I've got a 25' stack and I found that it pulls too hard once the stove is rockin.
I ended up putting in a key damper and it's really helped regulate the stove.

I don't see what the downside could be............
 
I burnt a BKK non-cat pre EPA stove for years with a key damper...when I put the new cat one in I just could not get myself to leave it out..a year later it's still there but I don't use it.
It just don't look right without it to me..lol.
 
I'm 41' from stove to cap. I installed a damper and use it everyday. Improved my experience with the stove when adding wood after a long burn.
 
I have a damper and haven't "needed" it yet. I sorta think of it as an insurance policy to a run away. Inexpensive, easy to use, insurance policy. Although do to BrowningBar, I am now experimenting using it some.
 
Flue damper is usually not needed . . . I think I've had two or three fires that made me a mite nervous . . . but was able to control and cool them with a blocked air control (thanks to some tin foil) and fans.
 
As someone else said, most stoves made lately do not ever need a stovepipe damper. None that I know of, actually, but I do not know all of them.

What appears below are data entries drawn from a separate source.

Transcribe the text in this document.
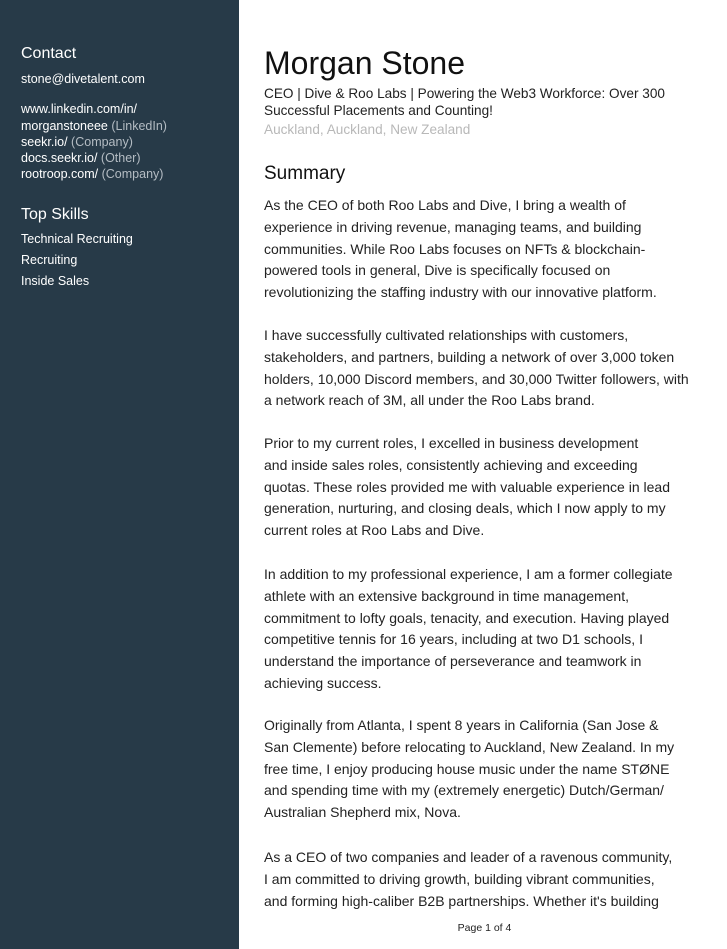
Contact
stone@divetalent.com
www.linkedin.com/in/
morganstoneee (LinkedIn)
seekr.io/ (Company)
docs.seekr.io/ (Other)
rootroop.com/ (Company)
Top Skills
Technical Recruiting
Recruiting
Inside Sales
Morgan Stone
CEO | Dive & Roo Labs | Powering the Web3 Workforce: Over 300
Successful Placements and Counting!
Auckland, Auckland, New Zealand
Summary
As the CEO of both Roo Labs and Dive, I bring a wealth of
experience in driving revenue, managing teams, and building
communities. While Roo Labs focuses on NFTs & blockchain-
powered tools in general, Dive is specifically focused on
revolutionizing the staffing industry with our innovative platform.
I have successfully cultivated relationships with customers,
stakeholders, and partners, building a network of over 3,000 token
holders, 10,000 Discord members, and 30,000 Twitter followers, with
a network reach of 3M, all under the Roo Labs brand.
Prior to my current roles, I excelled in business development
and inside sales roles, consistently achieving and exceeding
quotas. These roles provided me with valuable experience in lead
generation, nurturing, and closing deals, which I now apply to my
current roles at Roo Labs and Dive.
In addition to my professional experience, I am a former collegiate
athlete with an extensive background in time management,
commitment to lofty goals, tenacity, and execution. Having played
competitive tennis for 16 years, including at two D1 schools, I
understand the importance of perseverance and teamwork in
achieving success.
Originally from Atlanta, I spent 8 years in California (San Jose &
San Clemente) before relocating to Auckland, New Zealand. In my
free time, I enjoy producing house music under the name STØNE
and spending time with my (extremely energetic) Dutch/German/
Australian Shepherd mix, Nova.
As a CEO of two companies and leader of a ravenous community,
I am committed to driving growth, building vibrant communities,
and forming high-caliber B2B partnerships. Whether it's building
Page 1 of 4
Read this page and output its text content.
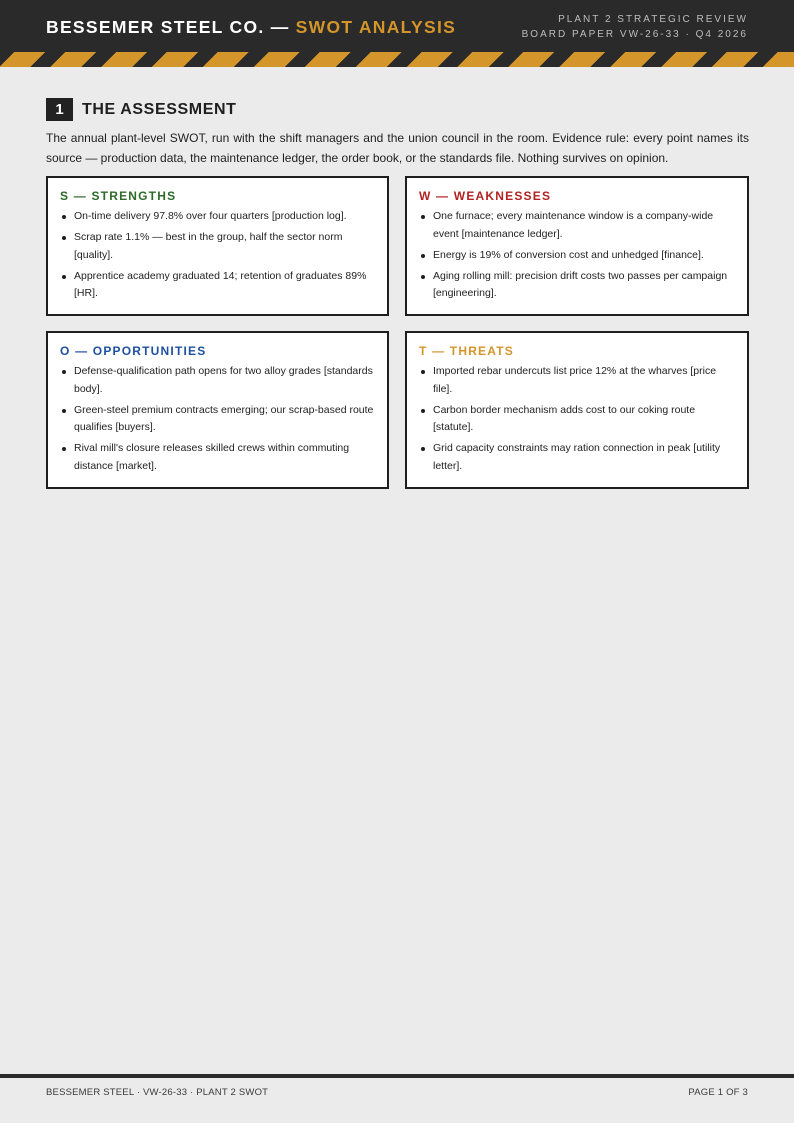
BESSEMER STEEL CO. — SWOT ANALYSIS	PLANT 2 STRATEGIC REVIEW
BOARD PAPER VW-26-33 · Q4 2026
1	THE ASSESSMENT

The annual plant-level SWOT, run with the shift managers and the union council in the room. Evidence rule: every point names its source — production data, the maintenance ledger, the order book, or the standards file. Nothing survives on opinion.

S — STRENGTHS
On-time delivery 97.8% over four quarters [production log].
Scrap rate 1.1% — best in the group, half the sector norm [quality].
Apprentice academy graduated 14; retention of graduates 89% [HR].
W — WEAKNESSES
One furnace; every maintenance window is a company-wide event [maintenance ledger].
Energy is 19% of conversion cost and unhedged [finance].
Aging rolling mill: precision drift costs two passes per campaign [engineering].
O — OPPORTUNITIES
Defense-qualification path opens for two alloy grades [standards body].
Green-steel premium contracts emerging; our scrap-based route qualifies [buyers].
Rival mill's closure releases skilled crews within commuting distance [market].
T — THREATS
Imported rebar undercuts list price 12% at the wharves [price file].
Carbon border mechanism adds cost to our coking route [statute].
Grid capacity constraints may ration connection in peak [utility letter].
BESSEMER STEEL · VW-26-33 · PLANT 2 SWOT	PAGE 1 OF 3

The only way to know whether you need one is to try your stove for a while. Not just one or two burns, but enough to get to know the stove and how it operates with your chimney/stovepipe. If you find that you do need a damper, after all, they are simple and easy to install after the fact. We have four stoves in our home; only one needs a stovepipe damper and it is a special stove designed to heat water. Our other stoves do not need nor do they have stovepipe dampers. If they did have them, I have never had occasion to have used them. So, it depends: use your stove a while and find out. That it really all one can tell you. Have fun.
 
From one Castine owner to another, I think that a stovepipe damper isn't needed. As Jake said up above, if need be (i.e a chimney fire) you can always block the secondary air intake in the back. It's in the bottom center -- a sort of round opening.
 
okay, thx. The stoves roars I guess with such a long chimney and the oak, when I opened the door there was a bit of movement inside the stove. Well tonight going to do the 2 out of 3 curing burns. Smoke and smell wasnt too bad.
 
Maybe I need a damper.A half or little more load will get to 500 real quick then i shut it down all the way. Gradually over the next half hour it will get to 750 with a real slow rolling flame.
I'd like to be able to load it up and get 10 hour burns like I was getting last month before I knew about overfiring(sorry, real new to this stuff).

I have a 6 inch flue that goes 45 degrees for about 4 feet then straight up for nearly 30 feet inside a brick chimney. Where do you install a damper on an insert?
 
I quite sure it goes on the stovepipe. Than there is a lever on it that controls the"tilt" of the damper, inside the pipe.
 
I discovered the hard way that not having a damper can be a nightmare in the right circumstances! We recently had a high wind experience where the wind got so strong it made the stove into a forge and turned the coal into a blazing white forge. The stove top was cherry red and it took a couple hours to cool enough for the glow to go away. Granted it was a Vogelzang however it was an epa re-burn stove and had we had a damper this would not have happened. Another side not only a quarter or less of the box was coals when this happened no full load no over burn due to ignorance or laziness just a straight up fluke. Its cheap insurance on newer secondary air stoves especially because if this happens you can't shut off the secondary air, you in essence get a super forge. This does and can happen to anyone!